La pista dell'ideologia porta in un vicolo cieco

La pista dell'ideologia porta in un vicolo cieco

La Milano della sinistra ha il vizio dell'ideologia. Dai diritti civili alle politiche territoriali, questa amministrazione comunale ha mostrato una chiara propensione a governare i problemi partendo da una posizione astratta e generale, da cui far derivare le scelte concrete. Il tema delle ruote non fa certo eccezione, anzi è un chiaro esempio di questo approccio. Altrove lo sviluppo delle piste ciclabili non è neanche (più) una discriminante fra destra e sinistra, è un assunto di civiltà condiviso da cui discendono scelte pragmatiche. A Milano invece la pista ciclabile oggi è assunta come una totem, da contrapporre ovviamente alla mobilità tradizionale, quella su gomma, esecrata e bistrattata. Il punto è che questo approccio - l'ideologia abbinata al suo «rovescio della medaglia», la propaganda - non risolve i problemi e anzi forse li aggrava. Pensiamo alle piste ciclabili realizzate in questi anni. I casi non si contano: piste ciclabili mal concepite, piste ciclabili contestate dai residenti, piste criticate dagli stessi ciclisti, piste costose e inutili. Pensiamo alle vicende riportate dalle cronache di questi anni: viale Forze Armate, via Gallarate, il Castello, viale Tunisia. Spesso si è trattato di una passata di vernice su strade rimaste praticamente identiche, con un portato di pericolosità inevitabile. A volte si è trattato di opere che non è esagerato definire assurde. Il caso di viale Tunisia è diventato proverbiale: non passa giorno senza che qualcuno protesti per quest'opera, a cui vengono attribuiti anche incidenti molto frequenti. Altro caso su cui riflettere, quello del Castello: la pista più contestata degli ultimi tempi ha cancellato un gran numero di posti auto e ha stravolto una viabilità che funzionava, condannando un'area nevralgica di Milano a una condizione di nevrosi - da traffico. Ecco che succede: si segue un mito, si vuole sbandierare sotto elezioni una sensazionale percentuale di incremento delle ciclabili, da dare in pasto a supporter affamati di ideologia.

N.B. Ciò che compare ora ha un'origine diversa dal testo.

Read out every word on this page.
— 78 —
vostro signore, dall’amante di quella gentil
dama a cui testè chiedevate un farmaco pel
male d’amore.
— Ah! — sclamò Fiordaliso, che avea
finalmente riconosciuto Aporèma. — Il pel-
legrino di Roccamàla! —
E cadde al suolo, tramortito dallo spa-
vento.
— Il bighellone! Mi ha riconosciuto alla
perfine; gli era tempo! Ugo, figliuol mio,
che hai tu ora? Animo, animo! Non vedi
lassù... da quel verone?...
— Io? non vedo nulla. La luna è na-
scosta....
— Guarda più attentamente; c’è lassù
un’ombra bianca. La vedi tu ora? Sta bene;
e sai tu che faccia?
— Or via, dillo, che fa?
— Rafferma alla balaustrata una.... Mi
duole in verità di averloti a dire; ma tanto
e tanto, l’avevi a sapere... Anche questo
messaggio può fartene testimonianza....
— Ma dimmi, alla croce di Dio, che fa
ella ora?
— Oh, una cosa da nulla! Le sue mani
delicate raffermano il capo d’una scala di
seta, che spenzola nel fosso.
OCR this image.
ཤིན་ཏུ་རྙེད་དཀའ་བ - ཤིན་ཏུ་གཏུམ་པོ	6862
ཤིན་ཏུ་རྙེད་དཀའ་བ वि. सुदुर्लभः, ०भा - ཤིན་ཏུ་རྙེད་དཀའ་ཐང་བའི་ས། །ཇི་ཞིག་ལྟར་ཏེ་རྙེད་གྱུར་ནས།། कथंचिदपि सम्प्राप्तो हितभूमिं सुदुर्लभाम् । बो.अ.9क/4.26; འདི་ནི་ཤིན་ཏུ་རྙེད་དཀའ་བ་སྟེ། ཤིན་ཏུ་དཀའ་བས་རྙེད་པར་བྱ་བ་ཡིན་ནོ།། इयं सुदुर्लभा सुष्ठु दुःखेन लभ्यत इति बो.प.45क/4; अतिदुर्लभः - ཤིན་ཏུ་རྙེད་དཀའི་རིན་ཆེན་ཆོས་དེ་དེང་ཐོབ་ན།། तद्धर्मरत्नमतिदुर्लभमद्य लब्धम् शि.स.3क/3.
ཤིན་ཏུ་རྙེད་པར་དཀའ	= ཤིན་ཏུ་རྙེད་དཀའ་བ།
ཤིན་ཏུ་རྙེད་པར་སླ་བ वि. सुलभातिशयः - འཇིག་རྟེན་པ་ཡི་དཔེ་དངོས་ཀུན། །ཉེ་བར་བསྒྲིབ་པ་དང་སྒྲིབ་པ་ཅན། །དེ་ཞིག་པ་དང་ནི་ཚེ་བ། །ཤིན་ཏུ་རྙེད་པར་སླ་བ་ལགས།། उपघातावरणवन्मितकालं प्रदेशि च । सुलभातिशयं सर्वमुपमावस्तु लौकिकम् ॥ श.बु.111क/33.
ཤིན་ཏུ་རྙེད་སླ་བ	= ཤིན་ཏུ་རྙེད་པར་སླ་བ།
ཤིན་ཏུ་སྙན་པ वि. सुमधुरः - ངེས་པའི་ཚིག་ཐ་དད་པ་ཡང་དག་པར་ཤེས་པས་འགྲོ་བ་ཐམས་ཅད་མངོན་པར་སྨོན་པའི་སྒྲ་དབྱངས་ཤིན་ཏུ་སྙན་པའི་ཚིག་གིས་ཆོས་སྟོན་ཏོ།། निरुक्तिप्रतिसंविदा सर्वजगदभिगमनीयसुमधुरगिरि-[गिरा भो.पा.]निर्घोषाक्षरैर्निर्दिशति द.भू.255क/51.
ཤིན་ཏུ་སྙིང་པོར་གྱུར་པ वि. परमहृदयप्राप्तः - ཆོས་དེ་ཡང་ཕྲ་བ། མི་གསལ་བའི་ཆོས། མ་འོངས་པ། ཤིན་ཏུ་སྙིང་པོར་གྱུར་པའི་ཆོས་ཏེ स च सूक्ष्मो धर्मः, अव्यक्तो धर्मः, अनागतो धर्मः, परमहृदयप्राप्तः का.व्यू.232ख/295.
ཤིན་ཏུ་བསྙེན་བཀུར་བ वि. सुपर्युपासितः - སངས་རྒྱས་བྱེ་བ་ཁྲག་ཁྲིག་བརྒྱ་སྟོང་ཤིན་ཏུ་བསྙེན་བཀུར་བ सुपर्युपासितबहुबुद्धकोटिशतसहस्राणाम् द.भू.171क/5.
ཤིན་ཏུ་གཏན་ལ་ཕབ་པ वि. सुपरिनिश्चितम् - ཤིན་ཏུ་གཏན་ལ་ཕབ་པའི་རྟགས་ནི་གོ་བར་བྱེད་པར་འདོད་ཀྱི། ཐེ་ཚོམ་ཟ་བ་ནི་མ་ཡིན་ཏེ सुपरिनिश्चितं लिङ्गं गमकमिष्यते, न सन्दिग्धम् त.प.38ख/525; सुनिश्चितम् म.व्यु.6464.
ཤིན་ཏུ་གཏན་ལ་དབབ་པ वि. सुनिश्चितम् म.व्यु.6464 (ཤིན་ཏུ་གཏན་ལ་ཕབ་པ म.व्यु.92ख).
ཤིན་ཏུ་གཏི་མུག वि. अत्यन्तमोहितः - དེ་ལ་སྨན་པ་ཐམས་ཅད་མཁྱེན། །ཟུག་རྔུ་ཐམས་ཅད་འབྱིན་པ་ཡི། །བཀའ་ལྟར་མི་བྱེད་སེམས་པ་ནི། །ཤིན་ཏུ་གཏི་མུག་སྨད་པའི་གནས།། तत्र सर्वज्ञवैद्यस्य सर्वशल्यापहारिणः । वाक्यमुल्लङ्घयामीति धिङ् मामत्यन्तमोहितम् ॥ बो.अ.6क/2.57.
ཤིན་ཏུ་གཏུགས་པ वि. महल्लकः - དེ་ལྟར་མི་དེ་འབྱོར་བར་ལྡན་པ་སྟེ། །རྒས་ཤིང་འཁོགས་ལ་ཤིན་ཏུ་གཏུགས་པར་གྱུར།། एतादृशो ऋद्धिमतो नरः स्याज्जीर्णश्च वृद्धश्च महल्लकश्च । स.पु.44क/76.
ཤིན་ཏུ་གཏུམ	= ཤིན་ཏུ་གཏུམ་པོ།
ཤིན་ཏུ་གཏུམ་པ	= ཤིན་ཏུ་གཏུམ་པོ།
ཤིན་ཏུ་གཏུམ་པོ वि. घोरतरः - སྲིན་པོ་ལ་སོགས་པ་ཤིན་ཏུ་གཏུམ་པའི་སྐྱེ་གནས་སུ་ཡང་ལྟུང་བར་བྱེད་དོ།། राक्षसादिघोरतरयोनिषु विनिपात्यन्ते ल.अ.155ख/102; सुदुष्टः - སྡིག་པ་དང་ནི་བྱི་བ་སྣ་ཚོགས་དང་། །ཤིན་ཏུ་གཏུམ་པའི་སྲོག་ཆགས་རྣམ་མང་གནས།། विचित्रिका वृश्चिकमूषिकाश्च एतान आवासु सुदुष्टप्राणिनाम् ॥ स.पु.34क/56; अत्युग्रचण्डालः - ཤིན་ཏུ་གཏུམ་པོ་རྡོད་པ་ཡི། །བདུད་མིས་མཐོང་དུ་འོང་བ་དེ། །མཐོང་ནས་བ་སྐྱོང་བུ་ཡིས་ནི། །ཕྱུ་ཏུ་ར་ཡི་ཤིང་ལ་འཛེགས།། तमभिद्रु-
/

Le Zone 30 rischiano di fare il bis, basti pensare a quanto l'assessore Pierfrancesco Maran è andato affermando in zona 7, manifestando l'intenzione di introdurre un limite in via Washington, dipinta come viabilità «locale, di quartiere». «Dimostra di non conoscere la città che amministra - si è arrabbiato l'azzurro Marco Bestetti - è noto che si tratta di una strada di collegamento». Ecco i guasti di un approccio ideologico.

Se la verità rivelata viene distesa su una serie di casi - e senza tener conto di esigenze concrete, puntuali, minute - non si bada a compromessi, non ci si ferma a pensare alle esigenze di residenti e categorie, si va avanti spediti su una strada che porta in un vicolo cieco. E alla fine si scontenta tutti, come nelle peggiori storie amministrative.